In view of the above submission, he proposed the following:
“Sensitisation of the ruralites towards appreciating themselves and their environment and how to improve them; enlightenment of the ruralites towards participating in their civic duties and to enable them to understand their rights and obligations as citizens of the country; to empower the ruralites with information to take advantage of the economic programmes and policies of government; to enlighten the ruralites to appreciate the need for personal hygiene and general environment sanitation; to enable the rural citizen to participate meaningfully in the political decision making process; and to enable the ruralite to understand his constitutional right to vote and be voted for.”

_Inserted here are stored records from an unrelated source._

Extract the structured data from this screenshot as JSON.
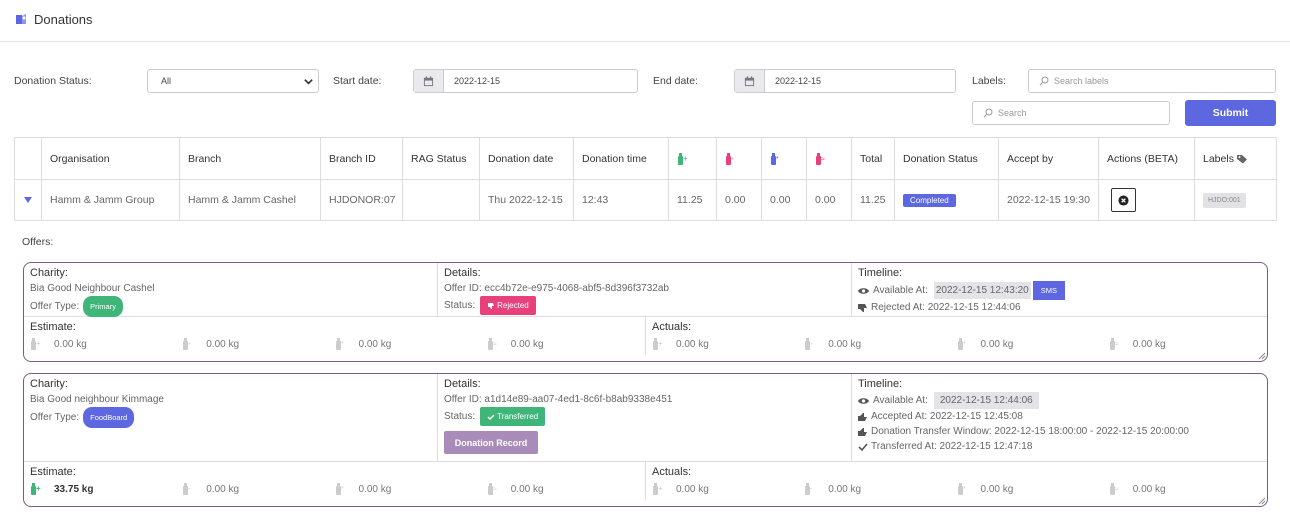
{
  "header": {
    "title": "Donations"
  },
  "filters": {
    "status_label": "Donation Status:",
    "status_value": "All",
    "start_label": "Start date:",
    "start_value": "2022-12-15",
    "end_label": "End date:",
    "end_value": "2022-12-15",
    "labels_label": "Labels:",
    "labels_placeholder": "Search labels",
    "search_placeholder": "Search",
    "submit_label": "Submit"
  },
  "table": {
    "headers": [
      "",
      "Organisation",
      "Branch",
      "Branch ID",
      "RAG Status",
      "Donation date",
      "Donation time",
      "",
      "",
      "",
      "",
      "Total",
      "Donation Status",
      "Accept by",
      "Actions (BETA)",
      "Labels"
    ],
    "row": {
      "organisation": "Hamm & Jamm Group",
      "branch": "Hamm & Jamm Cashel",
      "branch_id": "HJDONOR:07",
      "rag": "",
      "date": "Thu 2022-12-15",
      "time": "12:43",
      "w1": "11.25",
      "w2": "0.00",
      "w3": "0.00",
      "w4": "0.00",
      "total": "11.25",
      "status": "Completed",
      "accept_by": "2022-12-15 19:30",
      "label": "HJDO:001"
    }
  },
  "offers_label": "Offers:",
  "offers": [
    {
      "charity_h": "Charity:",
      "charity": "Bia Good Neighbour Cashel",
      "offer_type_label": "Offer Type:",
      "offer_type": "Primary",
      "details_h": "Details:",
      "offer_id": "Offer ID: ecc4b72e-e975-4068-abf5-8d396f3732ab",
      "status_label": "Status:",
      "status": "Rejected",
      "timeline_h": "Timeline:",
      "available_label": "Available At:",
      "available": "2022-12-15 12:43:20",
      "sms": "SMS",
      "rejected": "Rejected At:  2022-12-15 12:44:06",
      "estimate_h": "Estimate:",
      "estimates": [
        "0.00 kg",
        "0.00 kg",
        "0.00 kg",
        "0.00 kg"
      ],
      "actuals_h": "Actuals:",
      "actuals": [
        "0.00 kg",
        "0.00 kg",
        "0.00 kg",
        "0.00 kg"
      ]
    },
    {
      "charity_h": "Charity:",
      "charity": "Bia Good neighbour Kimmage",
      "offer_type_label": "Offer Type:",
      "offer_type": "FoodBoard",
      "details_h": "Details:",
      "offer_id": "Offer ID: a1d14e89-aa07-4ed1-8c6f-b8ab9338e451",
      "status_label": "Status:",
      "status": "Transferred",
      "record_button": "Donation Record",
      "timeline_h": "Timeline:",
      "available_label": "Available At:",
      "available": "2022-12-15 12:44:06",
      "accepted": "Accepted At:  2022-12-15 12:45:08",
      "window": "Donation Transfer Window:  2022-12-15 18:00:00 - 2022-12-15 20:00:00",
      "transferred": "Transferred At:  2022-12-15 12:47:18",
      "estimate_h": "Estimate:",
      "estimates": [
        "33.75 kg",
        "0.00 kg",
        "0.00 kg",
        "0.00 kg"
      ],
      "actuals_h": "Actuals:",
      "actuals": [
        "0.00 kg",
        "0.00 kg",
        "0.00 kg",
        "0.00 kg"
      ]
    }
  ],
  "colors": {
    "accent": "#5d67e0",
    "completed": "#5d67e0",
    "primary": "#3fb57a",
    "foodboard": "#5d67e0",
    "rejected": "#e8407a",
    "transferred": "#3fb57a",
    "record": "#a98bba"
  }
}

Others, according to Konkwo, include: “To enable the ruralites to take rational, correct and judicious economic decisions based on the information they obtain from the broadcast media; to help in boosting the general intellectual and physical well-being of the ruralites through the provision of adequate band functional information towards these; to enable the rural farmer to appreciate the use of modern agricultural innovations and input for more improved yield; to foster the education of the rural child through the production and transmission of appropriate educational programmes; to raise the overall awareness and consciousness level of the ruralites to become more useful to themselves, their families and society at large; and to give a voice to the voiceless in the rural communities so that they can speak their mind to power.”

The above propositions, the media teacher said, must work in tandem with the joint interaction between the policy makers, implementers and the rural poor, whom such programmes were meant for.

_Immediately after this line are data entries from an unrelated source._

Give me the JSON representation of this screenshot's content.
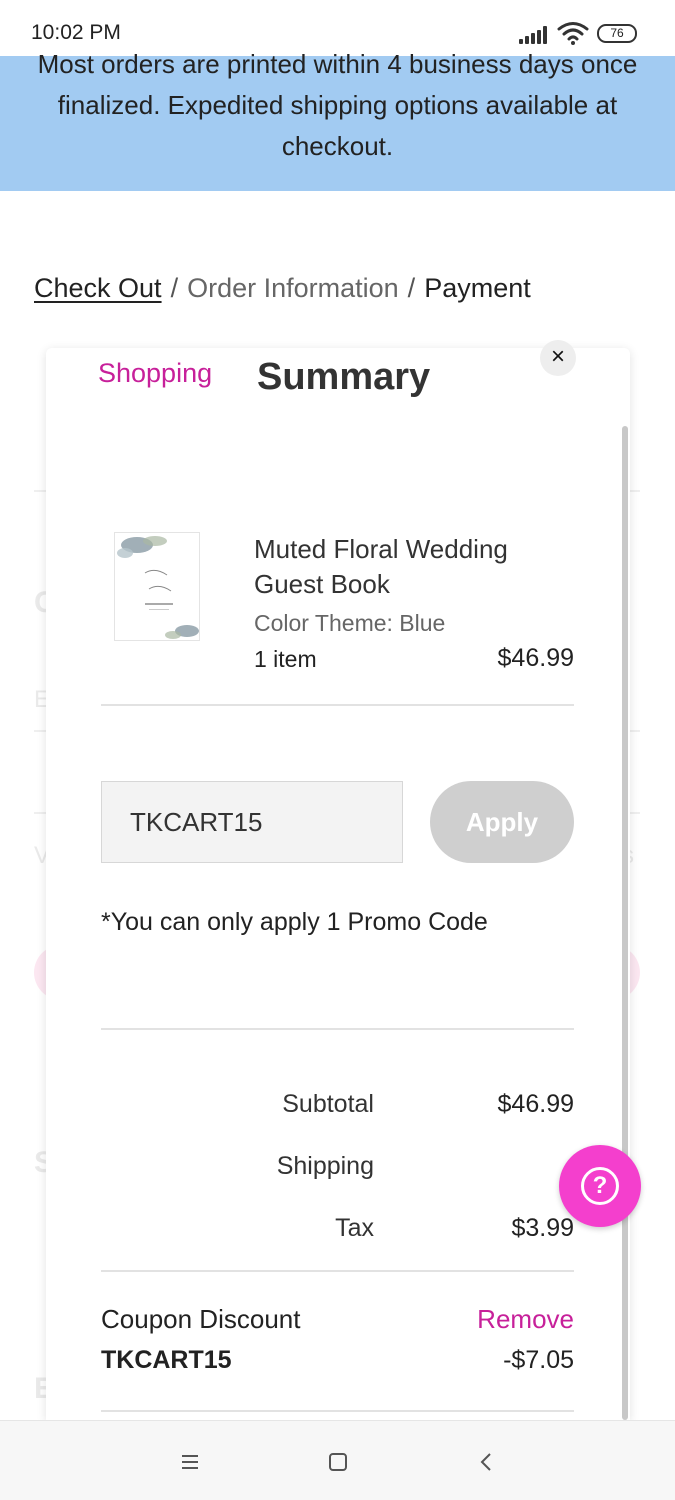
{
  "status_bar": {
    "time": "10:02 PM",
    "battery": "76",
    "icons": [
      "signal-icon",
      "wifi-icon",
      "battery-icon"
    ]
  },
  "banner": {
    "text": "Most orders are printed within 4 business days once finalized. Expedited shipping options available at checkout."
  },
  "breadcrumb": {
    "step1": "Check Out",
    "sep": "/",
    "step2": "Order Information",
    "step3": "Payment"
  },
  "summary": {
    "heading_pre": "Shopping",
    "heading": "Summary",
    "close": "×",
    "product": {
      "name": "Muted Floral Wedding Guest Book",
      "variant": "Color Theme: Blue",
      "quantity": "1 item",
      "price": "$46.99"
    },
    "promo": {
      "value": "TKCART15",
      "apply_label": "Apply",
      "note": "*You can only apply 1 Promo Code"
    },
    "totals": {
      "subtotal_label": "Subtotal",
      "subtotal_value": "$46.99",
      "shipping_label": "Shipping",
      "shipping_value": "-",
      "tax_label": "Tax",
      "tax_value": "$3.99"
    },
    "coupon": {
      "label": "Coupon Discount",
      "code": "TKCART15",
      "remove_label": "Remove",
      "amount": "-$7.05"
    }
  },
  "help": {
    "icon": "help-icon",
    "symbol": "?"
  },
  "nav_bar": {
    "icons": [
      "menu-icon",
      "home-icon",
      "back-icon"
    ]
  },
  "colors": {
    "banner": "#a2cbf2",
    "accent": "#c7209a",
    "fab": "#f43fcd",
    "apply_disabled": "#cfcfcf"
  }
}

Not minding that the picture on the implementation of community broadcasting appears grim, deem and bleak, Konkwo recommended the strategies for the mitigation of the rural poverty through community broadcasting.

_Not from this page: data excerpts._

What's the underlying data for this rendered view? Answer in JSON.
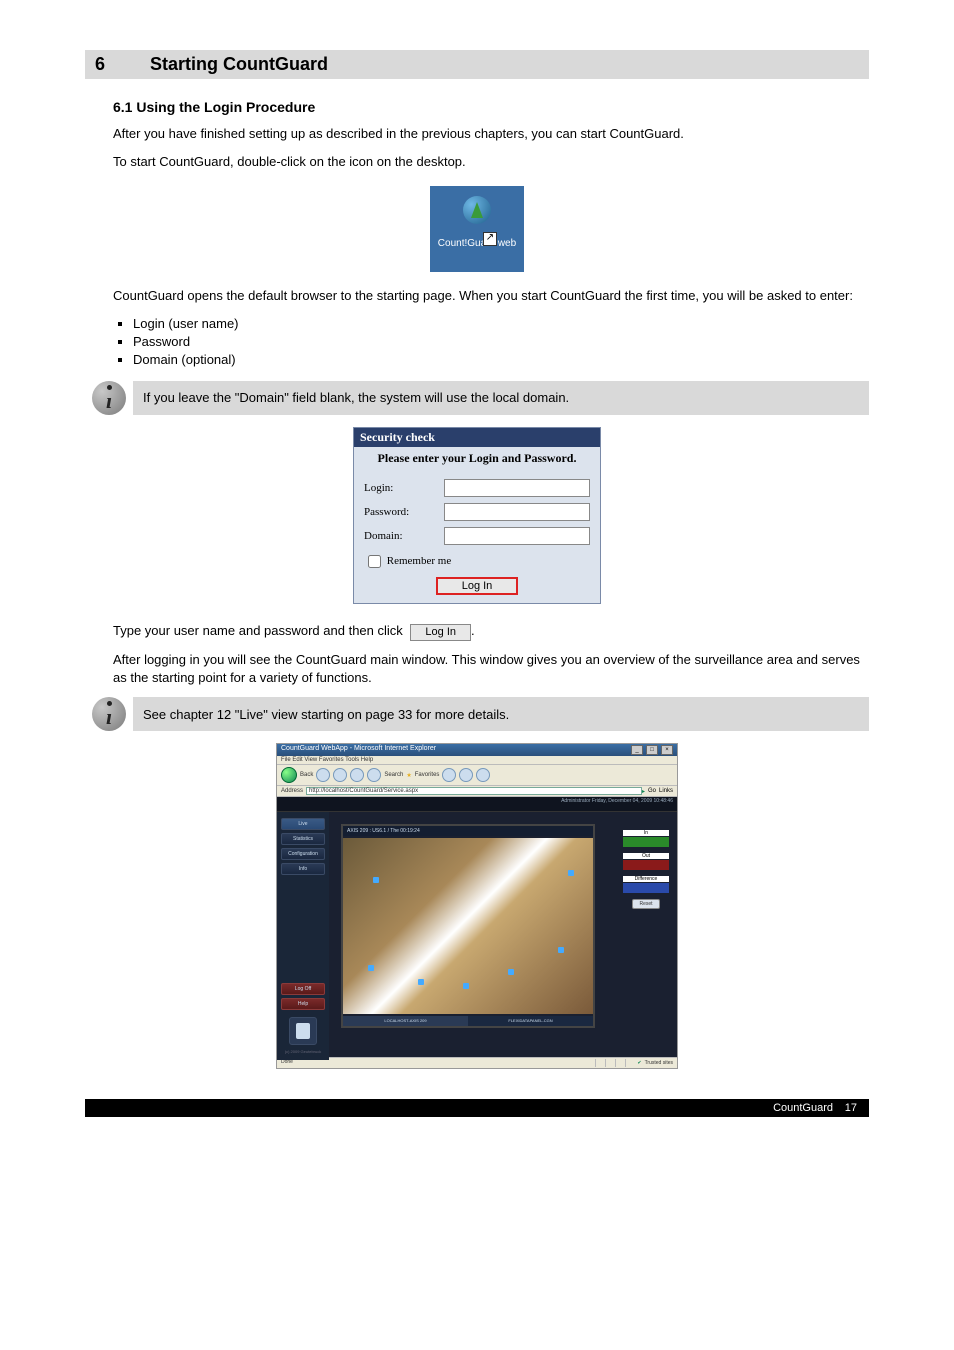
{
  "header": {
    "section_number": "6",
    "section_title": "Starting CountGuard"
  },
  "intro": {
    "sub": "6.1 Using the Login Procedure",
    "p1": "After you have finished setting up as described in the previous chapters, you can start CountGuard.",
    "p2": "To start CountGuard, double-click on the              icon on the desktop.",
    "p3": "CountGuard opens the default browser to the starting page. When you start CountGuard the first time, you will be asked to enter:",
    "p4_after_login": "After logging in you will see the CountGuard main window. This window gives you an overview of the surveillance area and serves as the starting point for  a variety of functions.",
    "p5_instruction": "Type your user name and password  and then click"
  },
  "desktop_icon_label": "Count!Guard web",
  "bullets": [
    "Login (user name)",
    "Password",
    "Domain (optional)"
  ],
  "info1": "If you leave the \"Domain\" field blank, the system will use the local domain.",
  "info2": "See chapter 12 \"Live\" view starting on page 33 for more details.",
  "security": {
    "title": "Security check",
    "subtitle": "Please enter your Login and Password.",
    "login_label": "Login:",
    "password_label": "Password:",
    "domain_label": "Domain:",
    "remember": "Remember me",
    "button": "Log In"
  },
  "app": {
    "ie_title": "CountGuard WebApp - Microsoft Internet Explorer",
    "menu": "File   Edit   View   Favorites   Tools   Help",
    "back": "Back",
    "search": "Search",
    "favorites": "Favorites",
    "address_label": "Address",
    "address": "http://localhost/CountGuard/Service.aspx",
    "go": "Go",
    "links": "Links",
    "topbar_right": "Administrator        Friday, December 04, 2009 10:48:46",
    "sidebar": [
      {
        "label": "Live",
        "class": "active"
      },
      {
        "label": "Statistics",
        "class": ""
      },
      {
        "label": "Configuration",
        "class": ""
      },
      {
        "label": "Info",
        "class": ""
      }
    ],
    "sidebar_bottom": [
      {
        "label": "Log Off",
        "class": "red"
      },
      {
        "label": "Help",
        "class": "red"
      }
    ],
    "video_title": "AXIS 209 : US6.1 / The 00:19:24",
    "video_footer_left": "LOCALHOST-AXIS 209",
    "video_footer_right": "FLEXIDATAPANEL-CGN",
    "right": {
      "in_label": "In",
      "in_val": "",
      "out_label": "Out",
      "out_val": "",
      "diff_label": "Difference",
      "diff_val": "",
      "reset": "Reset"
    },
    "status_left": "Done",
    "status_right": "Trusted sites",
    "copyright": "(c) 2009 Geutebruck"
  },
  "footer": {
    "product": "CountGuard",
    "page": "17"
  }
}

He recommended six prong strategies to handle the phenomenon. They include: the Federal Government of Nigeria, through its agency, the National Broadcasting Commission (NBC), should create the enabling environment for the establishment of community broadcasting in the rural areas; it should make the broadcast airwaves accessible to the rural communities in accordance with the African Charter of Broadcasting (2001); the call for the opening up of community broadcasting (and its potentials for exposing poor and rural communities to the airwaves, by the African Commission on Human and People’s Rights should be headed by the Federal Government of Nigeria, without delay; the NBC should, without delay, begin the process of granting operational licenses to individuals, civil society groups and local governments for the establishment of rural community radio and television in Nigeria; In doing this, NBC should insist, as a critical requirement of the licensee, that there should be a full democratization of rural community broadcasting; not only will this ensure wider latitude of freedom for aspirants to participate effectively in the overall workings of the station, it will lso guarantee the emancipatory use of the media by the rural poor; governments at all levels should create the enabling environment for the establishment of giant and cottage industries in all the rural areas of the country. This will provide the necessary empowerment through employment needed by the ruralites to patronize and support the community broadcasting stations to flourish. Such industries should be given special tax incentives to boost their morale and functioning; and, the country should be restructured so as to effectively harness the potentials of the rural areas and lift the ruralites from relative poverty.

Konkwo concluded by appealing to the Federal Government and other layers of government to look into and implement his proposals for poverty striking diseases, among others, to give way for development in Nigeria.